Alle Jahre wieder bringt EA Sports einen neuen Ableger der verkaufsstärksten Fußball-Simulation Fifa heraus. Alle Jahre wieder gehen die Meinungen von “völlig unrealistisch” bis “das beste Fußball-Spiel aller Zeiten” weit auseinander. Was ist nun Fifa 17? Nachdem ich jahrelang der PES-Reihe von Konami die Stange gehalten habe, bevor sie einige Next Gen-Versionen der eigentlich tollen Serie total verkackt haben, spiele ich seit zwei Jahren Fifa – und leide unter vielen negativen Aspekten des Spiels, die aber fast allesamt händisch zu beheben sind.
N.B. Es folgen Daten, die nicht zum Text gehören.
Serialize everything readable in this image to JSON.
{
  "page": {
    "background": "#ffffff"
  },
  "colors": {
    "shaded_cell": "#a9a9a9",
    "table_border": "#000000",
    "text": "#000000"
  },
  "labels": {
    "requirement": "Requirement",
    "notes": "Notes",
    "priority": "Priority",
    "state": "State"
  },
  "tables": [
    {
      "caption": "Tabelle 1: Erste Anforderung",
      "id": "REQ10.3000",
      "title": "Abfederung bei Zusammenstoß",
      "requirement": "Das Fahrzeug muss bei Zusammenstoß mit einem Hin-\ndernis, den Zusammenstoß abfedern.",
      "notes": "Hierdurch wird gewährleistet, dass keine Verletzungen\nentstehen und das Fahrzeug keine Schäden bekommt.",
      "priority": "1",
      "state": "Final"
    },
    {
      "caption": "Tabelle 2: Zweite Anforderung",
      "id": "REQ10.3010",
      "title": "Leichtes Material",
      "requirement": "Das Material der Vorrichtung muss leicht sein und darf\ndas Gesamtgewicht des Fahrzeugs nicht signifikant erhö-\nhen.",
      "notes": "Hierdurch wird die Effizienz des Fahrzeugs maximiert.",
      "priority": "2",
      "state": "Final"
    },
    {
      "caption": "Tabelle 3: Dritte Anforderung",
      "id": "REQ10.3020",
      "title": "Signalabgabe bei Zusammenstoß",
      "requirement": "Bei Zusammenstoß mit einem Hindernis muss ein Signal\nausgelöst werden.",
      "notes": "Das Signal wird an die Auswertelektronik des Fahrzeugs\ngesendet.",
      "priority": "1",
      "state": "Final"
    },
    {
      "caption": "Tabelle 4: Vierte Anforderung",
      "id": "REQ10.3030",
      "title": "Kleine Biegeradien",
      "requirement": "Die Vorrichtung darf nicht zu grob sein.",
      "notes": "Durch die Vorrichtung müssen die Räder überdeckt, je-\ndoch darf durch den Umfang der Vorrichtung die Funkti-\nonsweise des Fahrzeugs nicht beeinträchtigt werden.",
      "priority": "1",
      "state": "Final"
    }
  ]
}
Kommt Fifa aus der Box, ist es kein gutes Spiel. So ist es auch bei Fifa 17. Es ist zu schnell, die Schüsse zu gewaltig, die Pässe zu schnell, die Torhüter viel zu gut, die KI insgesamt zu fehlerfrei, die Verletzungsanfällig zu gering, das Handspiel (welches es bei PES übrigens immer noch nicht gibt) ausgeschaltet. Aber EA Sports hat im Gegensatz zu Konami dem Spieler die Freiheit gelassen, durch ein sehr sensitives Slider-Menü fast alle Aspekte des Gameplays zu beeinflussen. Seit Jahren zum Beispiel stellen wir die Torhüterstärke von den Standard 50 (bis 100 geht das) auf 25 oder 30 herunter. Auch die Passgeschwindigkeit wird reguliert (verlangsamt) und die gesamte Spielgeschwindigkeit (wie auch bei PES möglich) heruntergestellt. Hat man diese Eingriffe erst einmal gemacht, wurde fast jedes Fifa der letzten Jahre zu einem sehr guten Fußballspiel. So auch Fifa 17.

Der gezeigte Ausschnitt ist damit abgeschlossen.